Hanks is manifestly having a blast the whole time—but never more than when he’s playing Dermot Hoggins, a Cockney gangster who writes a flop novel, Knuckle Sandwich, and responds to a condescending review by grabbing the critic at a London book party and throwing him off the roof of a building. “I don’t give a fuck what happens when I’m dead,” Hoggins declares. “I want people to buy me book now.” Hanks inhabits Hoggins—bald, swaggering, clad in tight shiny clothing—with the enthusiasm of a man who knows he’s getting a vacation from his own sunny personality.
For just about any role, an actor is putting on a costume: a protective carapace of somebody else’s words and motivations and beliefs. Usually, if a performance alludes to that quality of make-believe, that means you’re in for an evening of winking and fourth-wall demolition.
Subverting that expectation is what makes Tom Hanks’ performance in Charlie Wilson’s War so fascinating. Playing the title role in this 2007 movie (written by Aaron Sorkin and directed by Mike Nichols) means that he’s portraying a party-boy Congressman (a real guy) who parties with strippers in hot tubs and offends his Muslim hosts at the Pakistani presidential palace by asking for a glass of whiskey. When Charlie Wilson receives an unexpected assignment from Speaker of the House Tip O’Neill, he instructs an aide, “If anyone asks what the hell I’m doing on the Ethics Committee, we’ll just tell them I like chasing women and drinking whiskey and the Speaker felt we were underrepresented.”
Although the congressman is surrounded by a 100-proof haze, Hanks makes you believe that there’s a fierce, calculating mind behind the drunken squint. And in so doing, he reminds you that the same crafty intelligence animates every one of his performances.
This 2004 movie is probably the Coen brothers’ worst film: a comedy where the schtick is mostly awkward and nothing especially funny happens. Nevertheless, it features a great Hanks performance as the mastermind of a gang of con men and thieves, Professor Goldthwaite Higginson Dorr. It’s an outsized role: a preening Southern gentleman full of vanity, desperation, and pompous dialogue such as “We must all have waffles forthwith.”
When Dorr laughs at one of his own jokes, it’s an asthmatic gasp, as if he were briefly so overcome by his own cleverness that he forgot to breathe. The mannerism, which Joel and Ethan Coen dubbed “the rat quiver laugh,” was a Hanks invention, and it emerged from him doing the necessary spadework of an actor: imagining the life of his character before he appeared on screen. As Hanks explained, “I had this vision that he’s a college professor of a very, very boring subject, and every now and again he would make these witticisms that he’d be the only one laughing at, up at the lectern. And it made Ethan laugh, so I just tried to make him laugh again and again over by the monitor.”

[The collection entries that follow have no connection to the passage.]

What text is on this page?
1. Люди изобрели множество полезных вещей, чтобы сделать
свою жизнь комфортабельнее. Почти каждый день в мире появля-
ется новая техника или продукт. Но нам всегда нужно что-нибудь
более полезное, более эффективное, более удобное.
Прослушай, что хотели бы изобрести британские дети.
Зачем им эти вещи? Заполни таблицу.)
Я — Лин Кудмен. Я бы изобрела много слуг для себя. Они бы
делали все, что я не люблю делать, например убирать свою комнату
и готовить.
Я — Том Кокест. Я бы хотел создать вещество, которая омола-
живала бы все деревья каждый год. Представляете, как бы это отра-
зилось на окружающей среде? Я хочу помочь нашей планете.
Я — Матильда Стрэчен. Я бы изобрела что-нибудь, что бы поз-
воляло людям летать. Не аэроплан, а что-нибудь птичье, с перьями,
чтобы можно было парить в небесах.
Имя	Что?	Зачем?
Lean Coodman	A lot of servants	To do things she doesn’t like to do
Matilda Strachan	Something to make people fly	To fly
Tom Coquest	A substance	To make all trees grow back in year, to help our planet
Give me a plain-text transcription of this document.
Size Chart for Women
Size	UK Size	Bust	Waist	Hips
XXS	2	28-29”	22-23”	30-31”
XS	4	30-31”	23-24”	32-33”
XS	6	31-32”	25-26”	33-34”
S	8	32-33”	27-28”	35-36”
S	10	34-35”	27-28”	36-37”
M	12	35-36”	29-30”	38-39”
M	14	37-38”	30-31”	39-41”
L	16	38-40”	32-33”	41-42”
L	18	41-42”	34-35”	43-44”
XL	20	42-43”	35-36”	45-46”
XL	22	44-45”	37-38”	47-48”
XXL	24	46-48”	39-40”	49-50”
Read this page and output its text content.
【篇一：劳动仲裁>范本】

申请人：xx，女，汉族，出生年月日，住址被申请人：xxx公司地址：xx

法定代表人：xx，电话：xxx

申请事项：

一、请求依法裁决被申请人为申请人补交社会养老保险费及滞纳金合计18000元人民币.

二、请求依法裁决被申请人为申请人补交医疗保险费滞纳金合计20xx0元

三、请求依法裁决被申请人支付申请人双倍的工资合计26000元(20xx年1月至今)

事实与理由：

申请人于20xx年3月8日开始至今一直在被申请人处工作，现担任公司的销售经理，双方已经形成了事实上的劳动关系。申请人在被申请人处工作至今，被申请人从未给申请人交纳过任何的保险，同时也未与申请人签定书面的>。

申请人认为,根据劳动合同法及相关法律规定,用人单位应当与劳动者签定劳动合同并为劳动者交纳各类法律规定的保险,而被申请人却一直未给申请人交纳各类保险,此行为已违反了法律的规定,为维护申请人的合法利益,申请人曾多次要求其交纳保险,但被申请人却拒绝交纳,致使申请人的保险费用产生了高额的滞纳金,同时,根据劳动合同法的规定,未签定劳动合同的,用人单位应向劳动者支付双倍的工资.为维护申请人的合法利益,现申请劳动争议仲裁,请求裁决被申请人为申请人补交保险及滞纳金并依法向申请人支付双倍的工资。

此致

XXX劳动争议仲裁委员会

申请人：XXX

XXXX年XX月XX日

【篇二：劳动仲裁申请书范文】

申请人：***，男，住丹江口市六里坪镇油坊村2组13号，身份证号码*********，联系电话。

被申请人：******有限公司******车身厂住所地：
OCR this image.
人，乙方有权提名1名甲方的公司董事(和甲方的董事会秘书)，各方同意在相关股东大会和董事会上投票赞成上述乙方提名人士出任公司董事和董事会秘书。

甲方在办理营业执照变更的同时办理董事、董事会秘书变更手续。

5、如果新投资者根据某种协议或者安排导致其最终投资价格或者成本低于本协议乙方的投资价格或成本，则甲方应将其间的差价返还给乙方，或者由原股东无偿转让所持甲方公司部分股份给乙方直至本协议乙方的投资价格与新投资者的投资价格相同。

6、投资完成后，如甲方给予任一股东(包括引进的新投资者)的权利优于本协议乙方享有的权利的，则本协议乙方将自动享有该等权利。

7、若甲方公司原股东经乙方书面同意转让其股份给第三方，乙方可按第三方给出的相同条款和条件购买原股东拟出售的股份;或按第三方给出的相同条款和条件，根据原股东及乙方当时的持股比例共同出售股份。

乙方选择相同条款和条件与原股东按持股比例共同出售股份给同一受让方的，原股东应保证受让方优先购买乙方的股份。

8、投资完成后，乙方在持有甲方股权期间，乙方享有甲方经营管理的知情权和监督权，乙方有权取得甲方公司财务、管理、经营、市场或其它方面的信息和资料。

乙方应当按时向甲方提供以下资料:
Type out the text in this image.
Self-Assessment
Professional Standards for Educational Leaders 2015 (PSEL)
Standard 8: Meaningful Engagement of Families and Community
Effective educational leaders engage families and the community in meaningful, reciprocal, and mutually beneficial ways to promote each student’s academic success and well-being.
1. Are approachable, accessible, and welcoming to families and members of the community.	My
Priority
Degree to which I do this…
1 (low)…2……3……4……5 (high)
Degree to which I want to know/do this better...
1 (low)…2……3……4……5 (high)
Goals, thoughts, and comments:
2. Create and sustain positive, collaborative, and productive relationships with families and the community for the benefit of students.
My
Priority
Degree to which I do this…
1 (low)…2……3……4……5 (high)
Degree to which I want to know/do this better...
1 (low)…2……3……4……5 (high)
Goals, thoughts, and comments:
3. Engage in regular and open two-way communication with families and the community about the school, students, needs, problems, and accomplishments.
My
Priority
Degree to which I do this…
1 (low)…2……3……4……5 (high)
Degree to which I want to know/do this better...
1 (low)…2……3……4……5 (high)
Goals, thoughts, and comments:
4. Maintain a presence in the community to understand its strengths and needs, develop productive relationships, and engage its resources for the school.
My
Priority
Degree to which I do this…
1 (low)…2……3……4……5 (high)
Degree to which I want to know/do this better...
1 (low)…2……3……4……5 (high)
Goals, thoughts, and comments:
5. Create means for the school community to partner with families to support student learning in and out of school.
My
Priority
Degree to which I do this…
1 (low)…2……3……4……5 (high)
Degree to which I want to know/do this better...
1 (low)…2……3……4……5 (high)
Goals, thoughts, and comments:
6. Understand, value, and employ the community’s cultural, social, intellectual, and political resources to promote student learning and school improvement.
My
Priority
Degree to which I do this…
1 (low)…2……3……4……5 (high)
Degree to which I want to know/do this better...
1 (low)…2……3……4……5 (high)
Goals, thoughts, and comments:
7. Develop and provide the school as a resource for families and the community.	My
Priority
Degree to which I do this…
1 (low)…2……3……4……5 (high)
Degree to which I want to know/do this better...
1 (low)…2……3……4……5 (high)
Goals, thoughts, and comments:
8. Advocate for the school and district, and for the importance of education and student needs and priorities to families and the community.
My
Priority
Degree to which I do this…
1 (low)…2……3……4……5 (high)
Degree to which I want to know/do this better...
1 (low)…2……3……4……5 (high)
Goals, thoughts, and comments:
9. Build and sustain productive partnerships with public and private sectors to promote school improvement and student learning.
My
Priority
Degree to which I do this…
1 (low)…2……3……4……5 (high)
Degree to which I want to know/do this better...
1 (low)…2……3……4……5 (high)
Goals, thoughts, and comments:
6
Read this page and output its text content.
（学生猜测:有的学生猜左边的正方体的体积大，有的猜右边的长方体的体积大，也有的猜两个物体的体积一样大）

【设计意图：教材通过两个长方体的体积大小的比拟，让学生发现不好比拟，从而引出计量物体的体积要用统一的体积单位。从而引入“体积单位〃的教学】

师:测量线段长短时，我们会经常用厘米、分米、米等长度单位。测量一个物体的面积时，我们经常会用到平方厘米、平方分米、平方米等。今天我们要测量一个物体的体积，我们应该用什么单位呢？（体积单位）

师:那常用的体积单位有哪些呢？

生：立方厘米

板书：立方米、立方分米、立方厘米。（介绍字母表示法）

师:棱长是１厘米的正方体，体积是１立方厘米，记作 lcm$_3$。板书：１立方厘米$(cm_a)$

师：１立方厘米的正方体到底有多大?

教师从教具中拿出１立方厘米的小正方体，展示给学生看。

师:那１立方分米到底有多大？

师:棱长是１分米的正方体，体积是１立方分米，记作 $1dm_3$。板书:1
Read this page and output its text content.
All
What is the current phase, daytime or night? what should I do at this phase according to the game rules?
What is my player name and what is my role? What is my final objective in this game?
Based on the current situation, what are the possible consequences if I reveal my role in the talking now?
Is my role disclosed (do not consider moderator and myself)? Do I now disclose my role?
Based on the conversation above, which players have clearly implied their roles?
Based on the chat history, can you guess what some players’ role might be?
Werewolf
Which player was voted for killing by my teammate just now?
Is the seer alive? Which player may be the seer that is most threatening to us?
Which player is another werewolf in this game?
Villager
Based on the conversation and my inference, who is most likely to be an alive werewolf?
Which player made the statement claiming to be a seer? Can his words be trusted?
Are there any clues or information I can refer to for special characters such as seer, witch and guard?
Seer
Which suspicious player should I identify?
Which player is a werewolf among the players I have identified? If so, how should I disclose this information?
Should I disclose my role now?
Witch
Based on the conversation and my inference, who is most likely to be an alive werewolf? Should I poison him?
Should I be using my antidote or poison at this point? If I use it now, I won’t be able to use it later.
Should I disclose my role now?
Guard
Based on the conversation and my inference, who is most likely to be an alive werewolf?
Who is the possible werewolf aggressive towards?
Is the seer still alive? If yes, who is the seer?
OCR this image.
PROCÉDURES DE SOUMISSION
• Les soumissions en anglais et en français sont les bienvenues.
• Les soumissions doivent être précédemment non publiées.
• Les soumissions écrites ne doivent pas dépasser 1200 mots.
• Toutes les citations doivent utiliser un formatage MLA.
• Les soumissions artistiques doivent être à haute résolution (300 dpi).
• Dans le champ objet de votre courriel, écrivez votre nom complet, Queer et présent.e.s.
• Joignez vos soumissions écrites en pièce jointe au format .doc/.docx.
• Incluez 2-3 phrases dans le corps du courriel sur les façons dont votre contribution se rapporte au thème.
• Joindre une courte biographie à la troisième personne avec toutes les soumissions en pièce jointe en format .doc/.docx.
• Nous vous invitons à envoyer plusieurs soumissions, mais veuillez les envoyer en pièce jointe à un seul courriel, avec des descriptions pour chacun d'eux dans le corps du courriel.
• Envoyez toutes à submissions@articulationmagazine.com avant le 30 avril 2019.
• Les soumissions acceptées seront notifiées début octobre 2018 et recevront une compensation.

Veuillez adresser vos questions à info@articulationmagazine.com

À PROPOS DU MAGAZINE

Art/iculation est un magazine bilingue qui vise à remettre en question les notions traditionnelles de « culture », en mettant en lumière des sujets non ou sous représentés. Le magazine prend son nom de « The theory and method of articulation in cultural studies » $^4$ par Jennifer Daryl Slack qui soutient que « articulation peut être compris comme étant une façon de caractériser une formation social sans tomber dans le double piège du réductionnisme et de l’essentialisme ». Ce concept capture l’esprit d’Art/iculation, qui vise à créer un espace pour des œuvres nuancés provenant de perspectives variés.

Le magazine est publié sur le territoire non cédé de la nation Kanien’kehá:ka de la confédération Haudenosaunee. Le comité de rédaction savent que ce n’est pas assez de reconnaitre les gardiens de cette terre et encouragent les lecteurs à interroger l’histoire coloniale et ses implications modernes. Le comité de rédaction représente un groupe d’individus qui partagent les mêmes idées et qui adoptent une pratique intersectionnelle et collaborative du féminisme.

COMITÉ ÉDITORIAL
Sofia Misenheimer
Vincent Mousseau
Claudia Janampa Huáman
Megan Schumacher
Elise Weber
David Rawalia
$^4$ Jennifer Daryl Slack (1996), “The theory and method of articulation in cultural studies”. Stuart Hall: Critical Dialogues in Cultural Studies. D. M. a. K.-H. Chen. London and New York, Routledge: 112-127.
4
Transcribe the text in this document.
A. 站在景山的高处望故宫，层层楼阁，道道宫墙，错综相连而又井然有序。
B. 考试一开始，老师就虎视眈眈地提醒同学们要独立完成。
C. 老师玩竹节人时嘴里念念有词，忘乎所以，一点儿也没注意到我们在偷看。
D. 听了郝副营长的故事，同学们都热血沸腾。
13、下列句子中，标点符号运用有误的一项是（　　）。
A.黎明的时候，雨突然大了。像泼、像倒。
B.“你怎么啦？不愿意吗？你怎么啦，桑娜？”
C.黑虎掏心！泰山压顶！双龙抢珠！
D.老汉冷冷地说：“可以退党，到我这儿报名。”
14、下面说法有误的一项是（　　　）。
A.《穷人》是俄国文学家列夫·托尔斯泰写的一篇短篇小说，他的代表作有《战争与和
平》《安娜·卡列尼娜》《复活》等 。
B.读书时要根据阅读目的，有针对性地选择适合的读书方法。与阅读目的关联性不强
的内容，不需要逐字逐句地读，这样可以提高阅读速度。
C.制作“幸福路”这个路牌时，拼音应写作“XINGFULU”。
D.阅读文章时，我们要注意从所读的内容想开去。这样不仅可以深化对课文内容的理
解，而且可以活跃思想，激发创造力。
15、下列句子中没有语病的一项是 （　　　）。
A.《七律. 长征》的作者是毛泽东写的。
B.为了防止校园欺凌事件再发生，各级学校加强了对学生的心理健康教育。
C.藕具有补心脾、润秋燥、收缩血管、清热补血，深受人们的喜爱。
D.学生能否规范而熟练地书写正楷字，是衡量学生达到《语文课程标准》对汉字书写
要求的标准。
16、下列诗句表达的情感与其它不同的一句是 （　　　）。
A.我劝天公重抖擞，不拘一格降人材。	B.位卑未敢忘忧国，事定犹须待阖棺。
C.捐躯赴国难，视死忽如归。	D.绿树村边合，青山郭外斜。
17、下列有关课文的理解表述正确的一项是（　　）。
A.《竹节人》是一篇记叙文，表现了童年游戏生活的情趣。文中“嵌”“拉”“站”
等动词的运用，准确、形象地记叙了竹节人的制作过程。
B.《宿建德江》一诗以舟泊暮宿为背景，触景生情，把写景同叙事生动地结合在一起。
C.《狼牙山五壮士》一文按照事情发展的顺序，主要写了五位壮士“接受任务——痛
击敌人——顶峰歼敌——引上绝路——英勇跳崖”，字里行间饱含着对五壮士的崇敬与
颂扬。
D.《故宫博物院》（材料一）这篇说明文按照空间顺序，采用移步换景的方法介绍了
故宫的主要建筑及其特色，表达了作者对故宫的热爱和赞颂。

In the 21st century, Tom Hanks has ranked up an impressive run of playing real people: Ben Bradlee. Walt Disney. Chesley “Sully” Sullenberger. (Coming next year: Mr. Fred Rogers.) Those performances land somewhere between impersonation and embodiment: if the production gets Sully’s white hair right or nails Disney’s mustache, then Hanks is liberated to express the inner life of the man.
The very best of these biographical renderings is Captain Richard Phillips, the title role in this gripping 2013 Paul Greengrass movie about a freighter ship hijacked by Somali pirates. Hanks plays the captain as a brusque, grumpy New Englander with a paunch. As the crisis escalates, the pirates get even jumpier than the merchant marines they’re ordering around—scary, since the pirates are the ones with automatic weapons.
Under duress, Captain Phillips remains a middle-aged professional: he doesn’t build a flamethrower to repel the attackers or otherwise turn into a Bruce Willis character. But when he lets himself be taken hostage so his crew can go free, it’s an act of pure heroism—and all the more striking because Hanks has rendered the character not as a superhero, but as a human being.